Ce dimanche 25 juin donc, avec son sens pointu de l’honneur, d’Artagnan suivit hors des tranchées parallèles le jeune et impétueux lord Anglais brisant toutes les consignes de prudence, se mettant ainsi que ses hommes à portée des mousquets maestrichtois. Une balle lui transperça le cou et plusieurs de ses hommes périrent pour le sauver. Est-il mort sur place ou l’a-t-on emmené agonisant à l’hôpital de campagne de Kanne. Toujours est-il qu’il fut probablement inhumé à Wolder, un des quartiers sur la rive gauche de Maestricht (probablement sous l’église actuelle, érigée par après !). Il est sûr que son corps ne fut pas rapatrié en France. Louis XIV fut fort attristé de la mort de ce compagnon de longue date = D’Artagnan m’était bon à tout . N’avait-il pas arrêté le puissant surintendant des finances, Nicolas Fouquet en 1661 et l’avait conduit dans la forteresse de Pignerol – Italie actuelle - en 1665
D’Artagnan passa-t-il dans le pays de Herve ? Oui et non. On sait qu’il fut un des émissaires du Cardinal Mazarin, quand il fut exilé au château de Bruhl, en Rhénanie (du printemps 1651 à janvier 1652). Pour résoudre la Fronde, la régente Anne d’Autriche fut forcée d’exiler son premier ministre un certain temps. La fronde tomba dans la chienlit et un homme providentiel fut rappelé au chevet de la France, le sieur Mazzarino.
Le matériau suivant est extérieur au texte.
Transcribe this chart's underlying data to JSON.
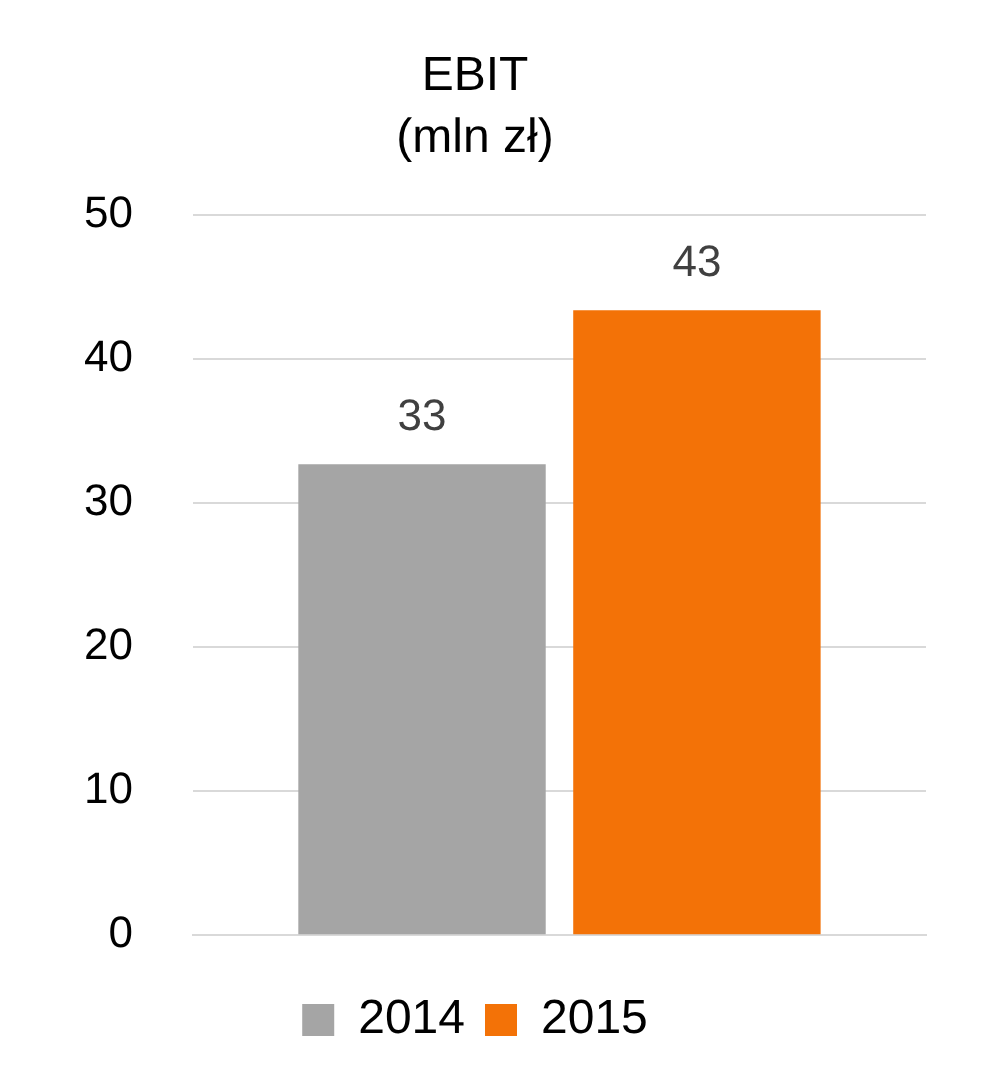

La future Nationale 3 (Liège-Aix la Chapelle) ne fut pavée qu’au 18e s. mais il est sûr que tant Mazarin que son dévoué émissaire passèrent par Aix-la-Chapelle pour rejoindre Liège et atteindre la France. Passèrent-ils par les petits chemins proches de Herve ou prirent-ils un carrosse passant par la Visé-Voie passant par Vaals puis Visé……… Dans la route d’Artagnan, les cavaliers qui emprunteront les chemins actuels pourront aisément suivre les chemins creux et les chemins de cette époque reliant chacun des villages du bocage hervien. Rares sont les pavements à l’époque………..mais les chevaux avaient le sabot dur !
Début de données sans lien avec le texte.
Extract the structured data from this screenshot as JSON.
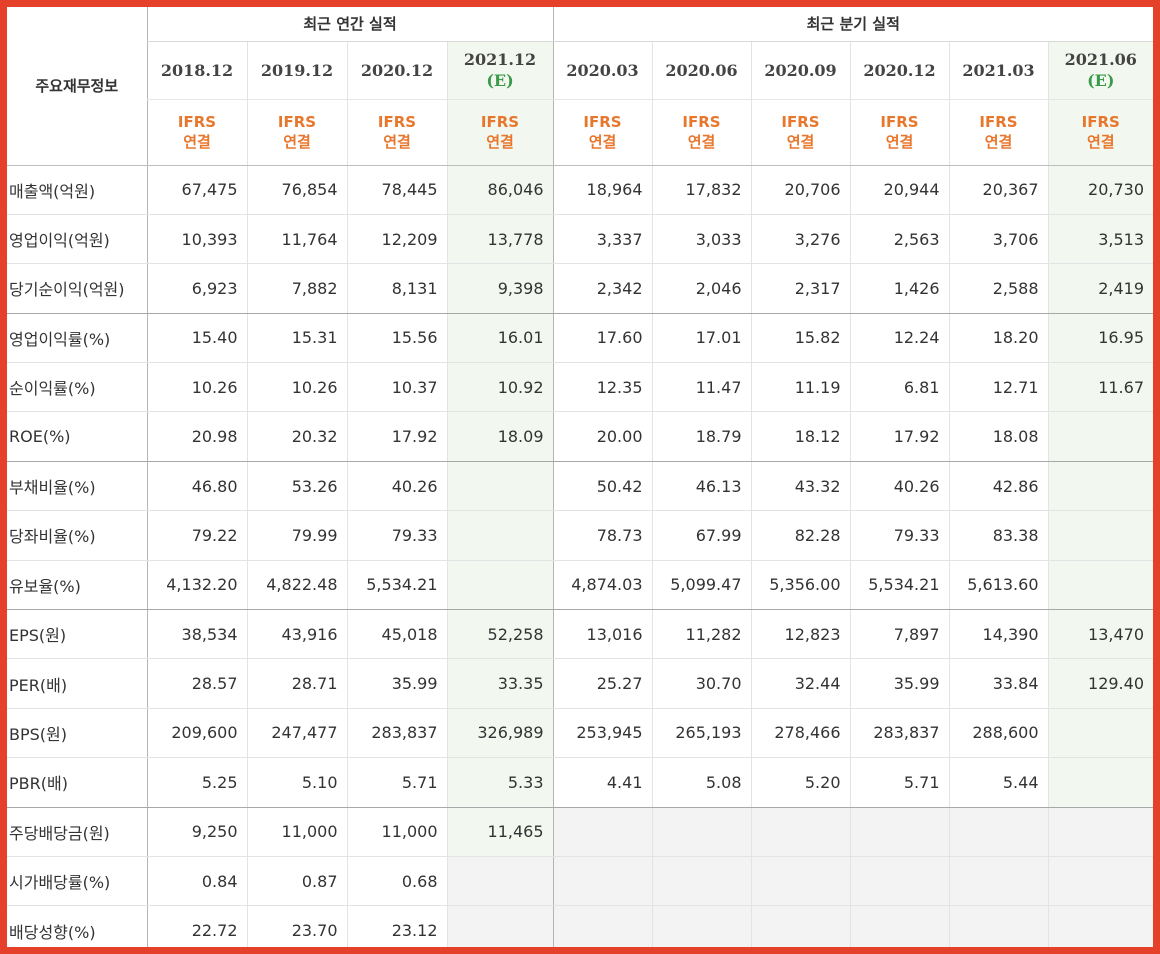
{
  "header": {
    "corner": "주요재무정보",
    "annual_title": "최근 연간 실적",
    "quarter_title": "최근 분기 실적",
    "columns": [
      {
        "line1": "2018.12",
        "line2": "",
        "ifrs1": "IFRS",
        "ifrs2": "연결"
      },
      {
        "line1": "2019.12",
        "line2": "",
        "ifrs1": "IFRS",
        "ifrs2": "연결"
      },
      {
        "line1": "2020.12",
        "line2": "",
        "ifrs1": "IFRS",
        "ifrs2": "연결"
      },
      {
        "line1": "2021.12",
        "line2": "(E)",
        "ifrs1": "IFRS",
        "ifrs2": "연결"
      },
      {
        "line1": "2020.03",
        "line2": "",
        "ifrs1": "IFRS",
        "ifrs2": "연결"
      },
      {
        "line1": "2020.06",
        "line2": "",
        "ifrs1": "IFRS",
        "ifrs2": "연결"
      },
      {
        "line1": "2020.09",
        "line2": "",
        "ifrs1": "IFRS",
        "ifrs2": "연결"
      },
      {
        "line1": "2020.12",
        "line2": "",
        "ifrs1": "IFRS",
        "ifrs2": "연결"
      },
      {
        "line1": "2021.03",
        "line2": "",
        "ifrs1": "IFRS",
        "ifrs2": "연결"
      },
      {
        "line1": "2021.06",
        "line2": "(E)",
        "ifrs1": "IFRS",
        "ifrs2": "연결"
      }
    ]
  },
  "rows": [
    {
      "label": "매출액(억원)",
      "values": [
        "67,475",
        "76,854",
        "78,445",
        "86,046",
        "18,964",
        "17,832",
        "20,706",
        "20,944",
        "20,367",
        "20,730"
      ]
    },
    {
      "label": "영업이익(억원)",
      "values": [
        "10,393",
        "11,764",
        "12,209",
        "13,778",
        "3,337",
        "3,033",
        "3,276",
        "2,563",
        "3,706",
        "3,513"
      ]
    },
    {
      "label": "당기순이익(억원)",
      "values": [
        "6,923",
        "7,882",
        "8,131",
        "9,398",
        "2,342",
        "2,046",
        "2,317",
        "1,426",
        "2,588",
        "2,419"
      ]
    },
    {
      "label": "영업이익률(%)",
      "values": [
        "15.40",
        "15.31",
        "15.56",
        "16.01",
        "17.60",
        "17.01",
        "15.82",
        "12.24",
        "18.20",
        "16.95"
      ]
    },
    {
      "label": "순이익률(%)",
      "values": [
        "10.26",
        "10.26",
        "10.37",
        "10.92",
        "12.35",
        "11.47",
        "11.19",
        "6.81",
        "12.71",
        "11.67"
      ]
    },
    {
      "label": "ROE(%)",
      "values": [
        "20.98",
        "20.32",
        "17.92",
        "18.09",
        "20.00",
        "18.79",
        "18.12",
        "17.92",
        "18.08",
        ""
      ]
    },
    {
      "label": "부채비율(%)",
      "values": [
        "46.80",
        "53.26",
        "40.26",
        "",
        "50.42",
        "46.13",
        "43.32",
        "40.26",
        "42.86",
        ""
      ]
    },
    {
      "label": "당좌비율(%)",
      "values": [
        "79.22",
        "79.99",
        "79.33",
        "",
        "78.73",
        "67.99",
        "82.28",
        "79.33",
        "83.38",
        ""
      ]
    },
    {
      "label": "유보율(%)",
      "values": [
        "4,132.20",
        "4,822.48",
        "5,534.21",
        "",
        "4,874.03",
        "5,099.47",
        "5,356.00",
        "5,534.21",
        "5,613.60",
        ""
      ]
    },
    {
      "label": "EPS(원)",
      "values": [
        "38,534",
        "43,916",
        "45,018",
        "52,258",
        "13,016",
        "11,282",
        "12,823",
        "7,897",
        "14,390",
        "13,470"
      ]
    },
    {
      "label": "PER(배)",
      "values": [
        "28.57",
        "28.71",
        "35.99",
        "33.35",
        "25.27",
        "30.70",
        "32.44",
        "35.99",
        "33.84",
        "129.40"
      ]
    },
    {
      "label": "BPS(원)",
      "values": [
        "209,600",
        "247,477",
        "283,837",
        "326,989",
        "253,945",
        "265,193",
        "278,466",
        "283,837",
        "288,600",
        ""
      ]
    },
    {
      "label": "PBR(배)",
      "values": [
        "5.25",
        "5.10",
        "5.71",
        "5.33",
        "4.41",
        "5.08",
        "5.20",
        "5.71",
        "5.44",
        ""
      ]
    },
    {
      "label": "주당배당금(원)",
      "values": [
        "9,250",
        "11,000",
        "11,000",
        "11,465",
        "",
        "",
        "",
        "",
        "",
        ""
      ]
    },
    {
      "label": "시가배당률(%)",
      "values": [
        "0.84",
        "0.87",
        "0.68",
        "",
        "",
        "",
        "",
        "",
        "",
        ""
      ]
    },
    {
      "label": "배당성향(%)",
      "values": [
        "22.72",
        "23.70",
        "23.12",
        "",
        "",
        "",
        "",
        "",
        "",
        ""
      ]
    }
  ],
  "colors": {
    "frame": "#e5402a",
    "ifrs": "#e8772e",
    "estimate_bg": "#f2f8ef",
    "estimate_text": "#3a9a4a"
  }
}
Nous vous recommandons le livre de l’auteure française, Odile Bordaz : sur les chemins de d’Artagnan et les mousquetaires (2005) qui mentionne plusieurs pages sur Visé, Liège et Maestricht, Edition Balzac, 285 pages.
Une dernière émission des Ambassadeurs relative au Pays de Herve a signalé la route équestre d’Artagnan. A suivre donc.
La TROIS (RTBF) présentera ce samedi 13 février à 21 h. un docu-fiction sur le vrai d’Artagnan et Arte au mois de mars présentera aussi une soirée thématique plus étoffée sur ce mousquetaire.